Vincent Ravalec erzählt in „Cantique de la racaille“ eine Geschichte vom Aufstieg und Fall eines Gauners, die in gewisser Weise die Mysterien der Liebe aus männlicher Sicht darzustellen versucht. Aber in Yvan Attals Gesicht spiegelt sich nicht die Hälfte der Geheimnisse wieder, die Sandrine Kiberlains Züge bergen. Wenn „A vendre“ von einer Frau erzählt, die sich verkauft, dann geht es in „Cantique“ um einen Mann, der glaubt, alles kaufen zu können. Aber wo der eine Film von alledem erzählt, was sich diesem Geschäft entzieht, geht es bei dem anderen nur um die simple Gleichung. Die Erkenntnis, daß man nicht alles kaufen kann, ist die weniger interessante Geschichte.

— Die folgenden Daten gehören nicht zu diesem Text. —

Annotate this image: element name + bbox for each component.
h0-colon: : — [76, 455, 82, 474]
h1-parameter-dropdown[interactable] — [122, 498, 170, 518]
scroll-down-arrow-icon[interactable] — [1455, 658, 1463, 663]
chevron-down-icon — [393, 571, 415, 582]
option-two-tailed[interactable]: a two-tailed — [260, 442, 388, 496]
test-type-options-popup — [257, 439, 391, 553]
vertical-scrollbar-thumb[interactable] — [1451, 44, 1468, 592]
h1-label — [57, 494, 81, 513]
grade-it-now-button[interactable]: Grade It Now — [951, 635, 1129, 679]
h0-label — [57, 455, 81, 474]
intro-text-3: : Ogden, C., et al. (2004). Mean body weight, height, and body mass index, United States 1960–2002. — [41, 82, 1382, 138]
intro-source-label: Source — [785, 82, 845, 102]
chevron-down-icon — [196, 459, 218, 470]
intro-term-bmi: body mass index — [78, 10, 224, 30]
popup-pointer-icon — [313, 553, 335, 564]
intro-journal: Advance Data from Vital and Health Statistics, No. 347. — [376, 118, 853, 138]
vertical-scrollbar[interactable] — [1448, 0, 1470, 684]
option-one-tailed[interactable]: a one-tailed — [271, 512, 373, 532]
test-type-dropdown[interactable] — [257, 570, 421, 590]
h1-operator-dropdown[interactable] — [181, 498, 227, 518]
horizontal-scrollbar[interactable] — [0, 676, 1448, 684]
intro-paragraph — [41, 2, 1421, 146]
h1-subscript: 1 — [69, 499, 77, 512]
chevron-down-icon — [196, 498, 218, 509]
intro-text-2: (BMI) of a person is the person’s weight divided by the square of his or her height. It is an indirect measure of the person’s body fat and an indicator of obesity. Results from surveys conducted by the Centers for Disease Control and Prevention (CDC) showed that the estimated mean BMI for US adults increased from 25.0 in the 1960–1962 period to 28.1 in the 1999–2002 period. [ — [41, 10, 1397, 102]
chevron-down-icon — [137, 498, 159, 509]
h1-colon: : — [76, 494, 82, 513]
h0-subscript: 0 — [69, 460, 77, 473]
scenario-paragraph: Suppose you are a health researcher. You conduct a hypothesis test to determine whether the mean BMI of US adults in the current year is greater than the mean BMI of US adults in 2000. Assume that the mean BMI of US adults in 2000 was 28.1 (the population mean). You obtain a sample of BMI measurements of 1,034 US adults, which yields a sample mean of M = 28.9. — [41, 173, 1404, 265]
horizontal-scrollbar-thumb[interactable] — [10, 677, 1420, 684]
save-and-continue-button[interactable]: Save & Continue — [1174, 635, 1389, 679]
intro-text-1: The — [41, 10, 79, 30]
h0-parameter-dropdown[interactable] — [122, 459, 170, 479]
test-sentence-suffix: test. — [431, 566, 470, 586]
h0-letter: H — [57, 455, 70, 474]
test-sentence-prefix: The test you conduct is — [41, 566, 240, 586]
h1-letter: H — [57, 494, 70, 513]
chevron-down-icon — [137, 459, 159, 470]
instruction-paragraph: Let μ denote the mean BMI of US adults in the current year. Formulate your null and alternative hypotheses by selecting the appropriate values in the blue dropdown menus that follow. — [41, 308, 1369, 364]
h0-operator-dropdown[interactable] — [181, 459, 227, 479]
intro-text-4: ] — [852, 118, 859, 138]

Claude Miller, der mit „Das Auge“ und „Die kleine Diebin“ zu den spannendsten Regisseuren der achtziger Jahre zählte und von dem man bei uns seither nichts mehr gehört hat, ist im Wettbewerb mit „La classe de neige“ vertreten. Sein Klassenausflug in den Schnee erzählt eine verstörende Geschichte von den Ängsten eines Jungen, die nach und nach eine immer konkretere Gestalt annehmen. Je tiefer sich der Junge in seine Wahnvorstellungen verstrickt, desto realer wird die Tragödie, die sich abzeichnet. Die Übergänge zwischen Traum und Wirklichkeit werden von Miller so nachhaltig zersetzt, daß bald auch der Zuschauer über den Abgründen dieser Geschichte von Schwindel ergriffen wird.

Während sich das französische Kino hier mal wieder als eines der spannendsten erweist, hat Jean-Louis Trintignant in Libération ein Interview gegeben, das so illusionslos ist, daß es einem die Tränen in die Augen treibt. Zu seiner Rolle bei Chéreau sagt er, dies sei nun wirklich sein letzter Film gewesen: Er habe die Leidenschaft fürs Kino verloren und habe auch keine Lust mehr, bei Dreharbeiten zu warten, bis die Sonne richtig steht. So traurig das klingt, hat es bei all dem Rummel und Jubel an der Croisette doch auch etwas Erfrischendes. Denn einem Mann wie ihm kann auch Godzilla nichts mehr anhaben: Trintignant ist einfach zu groß für die Monster aus Hollywood.